Here's the code. What am I doing that I shouldn't be doing other than not 
checking status values for LIB$GET_EF, SYS$SETIMR, and all those system services
that really will not fail without an access violation (even if they did I don't
know how that could possibly cause an RWAST)? (No flames for this assumption, 
please...I can say for certain that I *know* these services are not failing)

test_tamvm1()
{
     int status,timrval[2],lefn[2],lefmask;
     static char echosend[] = "Are you up?", echorecv[12];
     $DESCRIPTOR(deltat,"0 00:00:05.00");

     sock.sa = sinme;
     status = sys$qiow (0,channel,EX__CLOSE,iosb,0,0,0,0,&sock,0,0,0);
     if (status != SS$_NORMAL || iosb[0] != SS$_NORMAL)
	localnetprob();
     sinme.sin_port = htons(0);
     sock.type = SOCK_DGRAM;
     sock.sa = sinme;
     status = sys$qiow (0,channel,EX__SOCKET,iosb,0,0,0,0,&sock,0,0,0);
     if (status != SS$_NORMAL || iosb[0] != SS$_NORMAL)
	localnetprob();
     sinhim.sin_port = htons(IPPORT_ECHO);
     sock.sa = sinhim;
     status = sys$qiow (0,channel,EX__SEND,iosb,0,0,echosend,11,&sock,0,0,0);
     sock.sa = sinme;
     lib$get_ef (&lefn[0]);
     lib$get_ef (&lefn[1]);
     status = sys$qio (lefn[0],channel,EX__RECEIVE,iosb,0,0,echorecv,11,&sock,0,
       0,0);
     putchar('.');
     sys$bintim (&deltat,&timrval);
     sys$setimr (lefn[1],&timrval,0,0);
     lefmask = 3 << ((lefn[1] > 32) ? lefn[1]-32 : lefn[1]);
     sys$wflor (lefn[0],lefmask);
     sys$readef (lefn[0],&status);
     if (!(status & (1 << ((lefn[0] > 32) ? lefn[0]-32 : lefn[0]))))
	{
	test_local();
	puts("\n** TAMVM1's TCP/IP network is down.");
	puts("** Notify machine room (845-4219) to autolog TCPIP.");
	puts(try_later);
	exit (SS$_UNREACHABLE);
	}
     else
	{
	puts("\n** TAMVM1 network servers not responding.");
        puts("** Notify machine room (845-4219) to autolog XPrint servers.");
	puts(try_later);
	exit (SS$_NOLISTENER);
	}
}

test_local()
{
     char *localhost="localhost";
     int status;

     sinme.sin_port = htons(0);
     sock.sa = sinme;
     status = sys$qiow (0,channel,EX__SOCKET,iosb,0,0,0,0,&sock,0,0,0);
     if (status != SS$_NORMAL || iosb[0] != SS$_NORMAL)
	localnetprob();
     sinhim.sin_addr.s_addr = rhost (&localhost);
     sinhim.sin_port = htons (IPPORT_TELNET);
     sock.sa = sinhim;
     status=sys$qiow(0,channel,EX__CONNECT,iosb,0,0,0,0,&sock,0,0,0);
     putchar('.');
     status = sys$qiow (0,channel,EX__CLOSE,iosb,0,0,0,0,&sock,0,0,0);
     if (status != SS$_NORMAL || iosb[0] != SS$_NORMAL) {
	localnetprob(); }
     return;
}

EX__RECEIVE is equivalent to IO$_CONINTREAD, if that matters. The device to 
which the channel is assigned is a psuedo-mailbox-type-device used with
Excelan's EXOS TCP/IP software. The event flags used every time are 63 and 62
as returned by LIB$GET_EF. As you can see, the test_local() routine that is
called when the timer expires uses a new TCP socket and event flag 0, so it 
should not be interfering with it's caller's event flags. If the EX__CONNECT
$QIO call in test_local() were to fail (or not complete) then control would
be passed to routine localnetprob() which would issue a different exit message 
and would not ever return to test_tamvm1().

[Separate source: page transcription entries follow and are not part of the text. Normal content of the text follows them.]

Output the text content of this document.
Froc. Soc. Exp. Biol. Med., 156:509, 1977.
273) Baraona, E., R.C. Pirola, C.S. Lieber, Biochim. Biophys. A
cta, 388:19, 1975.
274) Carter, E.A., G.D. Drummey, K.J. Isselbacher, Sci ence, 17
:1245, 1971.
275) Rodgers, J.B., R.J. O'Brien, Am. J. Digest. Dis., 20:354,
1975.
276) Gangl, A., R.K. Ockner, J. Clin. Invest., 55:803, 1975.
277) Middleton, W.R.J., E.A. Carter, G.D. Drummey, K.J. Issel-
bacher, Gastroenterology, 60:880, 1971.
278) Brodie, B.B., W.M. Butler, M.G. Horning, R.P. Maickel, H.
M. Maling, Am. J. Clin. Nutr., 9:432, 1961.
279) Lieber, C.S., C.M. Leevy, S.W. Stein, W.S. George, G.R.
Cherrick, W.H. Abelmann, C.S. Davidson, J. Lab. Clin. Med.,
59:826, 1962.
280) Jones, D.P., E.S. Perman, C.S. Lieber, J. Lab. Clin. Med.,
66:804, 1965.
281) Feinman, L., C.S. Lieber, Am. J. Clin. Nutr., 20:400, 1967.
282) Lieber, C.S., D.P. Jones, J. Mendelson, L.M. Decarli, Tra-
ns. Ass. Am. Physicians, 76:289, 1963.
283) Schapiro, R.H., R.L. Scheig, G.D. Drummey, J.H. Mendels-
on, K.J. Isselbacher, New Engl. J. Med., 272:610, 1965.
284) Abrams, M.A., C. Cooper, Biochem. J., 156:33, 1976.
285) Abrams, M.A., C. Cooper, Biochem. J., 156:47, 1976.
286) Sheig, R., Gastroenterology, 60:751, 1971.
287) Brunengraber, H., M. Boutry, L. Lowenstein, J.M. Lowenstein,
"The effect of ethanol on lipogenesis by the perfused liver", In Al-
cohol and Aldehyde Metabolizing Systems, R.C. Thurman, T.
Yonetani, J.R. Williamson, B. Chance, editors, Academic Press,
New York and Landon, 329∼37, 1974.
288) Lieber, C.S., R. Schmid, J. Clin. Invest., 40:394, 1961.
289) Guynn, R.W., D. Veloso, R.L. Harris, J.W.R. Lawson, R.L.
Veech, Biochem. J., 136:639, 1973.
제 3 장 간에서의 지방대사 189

Does anyone have any idea what one earth I could be doing to cause RWAST? How
can I cancel the yet-to-complete-and-never-to-timeout EX__RECEIVE $QIO if that
is causing this?

By the time I get a response to this, as slow as the net has been, I'll
probably  have filled up the process entry slots on the system and long since
have run out of process names :-)...please help ASAP.

--Shane Davis
  Systems Programming Assistant
  Texas A&M Univ. Computing Services Ctr. Software Systems Group

********************************************************************************
	BITnet		   THEnet			Internet

  XPMAINT@TAMVENUS	THOR::XPMAINT		xpmaint@venus.tamu.edu
  RSD1901@TAMSIGMA	 ZAC::RSD1901			--------
   X233SD@TAMVM1	   ------		x233sd@tamvm1.tamu.edu

	SPAN: UTSPAN::UTADNX::(THEnet addr)
********************************************************************************

-------